Then she had an idea, one little thing she could do to help. He’d made her feel better today, and she wanted to return the favor.
The first thing Jax and his sisters noticed when they walked into the visitation room was the huge spray of flowers draped across their mother’s casket. A bright, cheery, full-of-life bouquet of colors.
Jax was glad someone had ignored her wishes.
Sorry, Mother, he said to himself.
He’d developed a habit of talking to her in his head, and why shouldn’t he? He’d talked to her nearly every day of his life, and he feared it was going to be a hard habit to break. So he’d just keep doing it.
“She said no flowers!” Katie hovered in the doorway with the other two. None of them had wanted to walk into this room.
“But they’re so lively,” said Kim, who was hanging on to Jax’s arm, Kathie on his other one.
“It doesn’t matter. She said no flowers,” said Katie, who’d probably never broken a rule in her life.
“Let’s see who dared flout the no-flower rule.” Jax disentangled himself from his sisters and went just far enough into the room to grab the small card tucked into the arrangement. He pulled it out and read, Hope you don’t mind. They came from the gardens of her neighbors, who were very happy to give them up for her. Gwen.
Jax actually grinned.
How ’bout that, Mom? Nice, huh? He’d wanted her to have them. He didn’t care what she’d asked everyone to do. They hadn’t cost anything, and they’d distracted him in that first awful moment when he’d had to walk into the visitation room, something he’d been dreading all day.
Thank you, Gwen.
“Well?” Katie demanded, from her spot in the doorway.
“It’s all right.” Jax went back to where he’d left his sisters. “They’re from Gwen.”
“Who’s Gwen?”
“One of Mom’s neighbors,” Jax said. “Mrs. Moss’s niece.

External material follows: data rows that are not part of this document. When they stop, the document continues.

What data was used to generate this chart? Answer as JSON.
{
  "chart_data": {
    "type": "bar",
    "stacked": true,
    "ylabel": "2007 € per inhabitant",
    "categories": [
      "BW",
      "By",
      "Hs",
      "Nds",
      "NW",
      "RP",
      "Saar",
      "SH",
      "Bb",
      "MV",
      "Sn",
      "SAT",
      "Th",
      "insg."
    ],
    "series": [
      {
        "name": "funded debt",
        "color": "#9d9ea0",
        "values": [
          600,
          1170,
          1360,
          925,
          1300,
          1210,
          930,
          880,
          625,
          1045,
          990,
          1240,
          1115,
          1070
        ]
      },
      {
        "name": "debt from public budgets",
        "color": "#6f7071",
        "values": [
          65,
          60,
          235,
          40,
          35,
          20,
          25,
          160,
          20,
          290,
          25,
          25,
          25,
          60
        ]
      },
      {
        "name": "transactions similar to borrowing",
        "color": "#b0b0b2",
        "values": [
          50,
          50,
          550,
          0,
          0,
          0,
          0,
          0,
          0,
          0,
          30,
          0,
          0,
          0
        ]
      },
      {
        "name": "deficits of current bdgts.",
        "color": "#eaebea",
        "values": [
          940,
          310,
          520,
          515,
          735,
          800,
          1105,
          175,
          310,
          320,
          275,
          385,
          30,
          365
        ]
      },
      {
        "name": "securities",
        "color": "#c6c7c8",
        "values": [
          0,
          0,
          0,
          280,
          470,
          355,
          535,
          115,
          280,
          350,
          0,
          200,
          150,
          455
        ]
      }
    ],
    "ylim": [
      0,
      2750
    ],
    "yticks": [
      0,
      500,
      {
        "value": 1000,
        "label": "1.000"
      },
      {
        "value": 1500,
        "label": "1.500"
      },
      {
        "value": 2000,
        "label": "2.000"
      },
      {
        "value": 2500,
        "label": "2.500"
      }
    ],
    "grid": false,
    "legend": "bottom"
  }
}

She moved in a few months ago, when Mrs. Moss left for Florida. She works at Joanie Graham’s flower shop.”
“The woman who came by the house with a quiche the day Mom died?” Katie frowned. “Do you know this woman?”
“Not really. I just met her that night. Well, no…Romeo and I met her earlier that day. We went running, and she was having lunch in the park.”
“You picked up a woman the day Mom died?” Katie asked.
“No,” he insisted. “It wasn’t like that.”
“Honestly, Jax. What is wrong with you?”
“I didn’t pick her up. I didn’t do anything with her. She’s a nice woman.”
“Oh.”
“What does that mean?” Jax asked.
“That you’re not interested? That she’s not your type? A nice woman?”
“Hey, that was mean,” Jax said. “And I never said I wasn’t interested because she’s nice. I’ve dated lots of nice women. I just mean, she’s a nice person. You’d like her if you got to know her.”
Katie looked chagrined, and then she looked like she might cry.
“Whoa,” he said. “Sorry. Bad day.”
“I know. I’m sorry. I just thought…”
“That I’d hit on somebody at my own mother’s funeral?” he asked.
“Maybe.”
Okay. If he was honest with himself, he’d admit that he might. It would beat crying in front of half the town or feeling so lousy he wished he could die, too, which seemed like his main options at the moment.
“I just don’t want to walk into that room,” Katie said. “That’s all.”
“That’s no reason to pick on Jax,” Kim said, leaning in closer to his side and taking his arm once again.
“I know,” Katie admitted.
“Okay,” he said. “If we needed to, we could critique my relationships with women, all the way from grade school to the present, if we really needed to. That would take some time.”
“All day,” Kim said.
“All week,” Kathie claimed.
“No,” Katie said. “At least a month.”
Jax glared at them, more than happy for a good sibling brawl to take his mind off everything else.
“I just don’t want to do this,” Kathie said, turning her face into his shoulder. She was the most tenderhearted one of them all. And one least likely to give him a hard time about anything.
He wrapped his arm around her and pulled her close. “I know.”
“And I feel like such a baby.”
“Yeah,” he teased. “Almost twenty-four, and all grown up. You and Kim probably think you know everything.”
“I don’t think I know anything anymore,” Kim cried.
“Me neither,” Kathie said, snuggling closer to him.
Katie just stood there, stubbornly on her own and fighting back tears, looking worriedly at him and her sisters.
We’ll figure this out, all of us together, won’t we? her look said.
He nodded and hoped he wouldn’t make a liar of himself one day soon.